Förderwettbewerb Abwärmenutzung mit Thermoelektrischen Generatoren in der industriellen Praxis

Wettbewerb gestartet

Gerade für das Industrieland NRW birgt eine Vernetzung von Wärmeerzeugung und Wärmenutzung großes Potenzial. In der Großindustrie (Stahlerzeugung, Aluminium- und Kunststoffverarbeitung, Keramik- und Papierherstellung u.a.) aber auch beim mittleren und Kleingewerbe fallen große Mengen an Wärme an, die bisher mit dem Kühl- oder Abwasser beziehungsweise durch die Abluft einfach an die Atmosphäre abgegeben werden.

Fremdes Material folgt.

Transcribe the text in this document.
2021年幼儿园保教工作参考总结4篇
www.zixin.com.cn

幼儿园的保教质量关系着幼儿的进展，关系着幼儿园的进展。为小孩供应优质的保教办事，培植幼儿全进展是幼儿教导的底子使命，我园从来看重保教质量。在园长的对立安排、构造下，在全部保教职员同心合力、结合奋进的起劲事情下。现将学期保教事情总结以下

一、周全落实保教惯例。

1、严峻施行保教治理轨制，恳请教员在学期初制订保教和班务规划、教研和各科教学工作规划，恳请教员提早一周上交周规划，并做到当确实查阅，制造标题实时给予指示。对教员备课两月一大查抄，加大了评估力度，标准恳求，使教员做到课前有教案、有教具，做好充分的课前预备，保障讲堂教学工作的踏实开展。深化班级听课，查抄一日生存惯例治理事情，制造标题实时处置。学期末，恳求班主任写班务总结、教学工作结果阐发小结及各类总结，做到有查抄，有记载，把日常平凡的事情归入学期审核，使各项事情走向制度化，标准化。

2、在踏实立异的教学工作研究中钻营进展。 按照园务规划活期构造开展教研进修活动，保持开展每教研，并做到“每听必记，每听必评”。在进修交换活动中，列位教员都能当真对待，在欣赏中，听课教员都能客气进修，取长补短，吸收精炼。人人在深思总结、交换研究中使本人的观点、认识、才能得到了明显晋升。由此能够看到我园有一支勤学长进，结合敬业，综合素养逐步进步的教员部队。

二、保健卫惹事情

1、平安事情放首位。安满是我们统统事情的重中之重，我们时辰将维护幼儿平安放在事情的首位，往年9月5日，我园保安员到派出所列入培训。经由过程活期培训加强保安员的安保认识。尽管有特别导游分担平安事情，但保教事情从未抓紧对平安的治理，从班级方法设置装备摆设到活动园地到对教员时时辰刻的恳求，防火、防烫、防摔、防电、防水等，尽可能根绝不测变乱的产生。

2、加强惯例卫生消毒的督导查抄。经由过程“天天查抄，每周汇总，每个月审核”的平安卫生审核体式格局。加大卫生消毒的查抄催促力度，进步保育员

Thermoelektrische Generatoren (TEG) sind in der Lage, Wärme ohne mechanische Bewegung direkt in elektrische Energie umzuwandeln. Das ist nicht nur effizient, sondern dient auch dem Klimaschutz.

In der Luft- und Raumfahrt wird diese Technologie seit Jahrzehnten erfolgreich eingesetzt. In anderen Industriezweigen sind TEG aber bislang nicht sehr verbreitet.

Förderung von vier Pilotanwendungen

Hier setzt der Förderwettbewerb "Fortschritt, der beim Menschen ankommt – Abwärmenutzung mit Thermoelektrischen Generatoren in der industriellen Praxis" an. Im Rahmen des Wettbewerbs sollen vier Pilotanwendungen unter Einsatz von TEG-Systemen (Prototypen) in Industrieanlagen eingebaut und damit die erfolgreiche Machbarkeit dieser Technologie demonstriert werden. Dabei sollen die geförderten Pilotanwendungen möglichst unterschiedliche Branchen abdecken. Kriterien sind insbesondere der Innovationsgrad, die Relevanz für den Industriestandort NRW, die Anwendungsbreite und die Umsetzbarkeit.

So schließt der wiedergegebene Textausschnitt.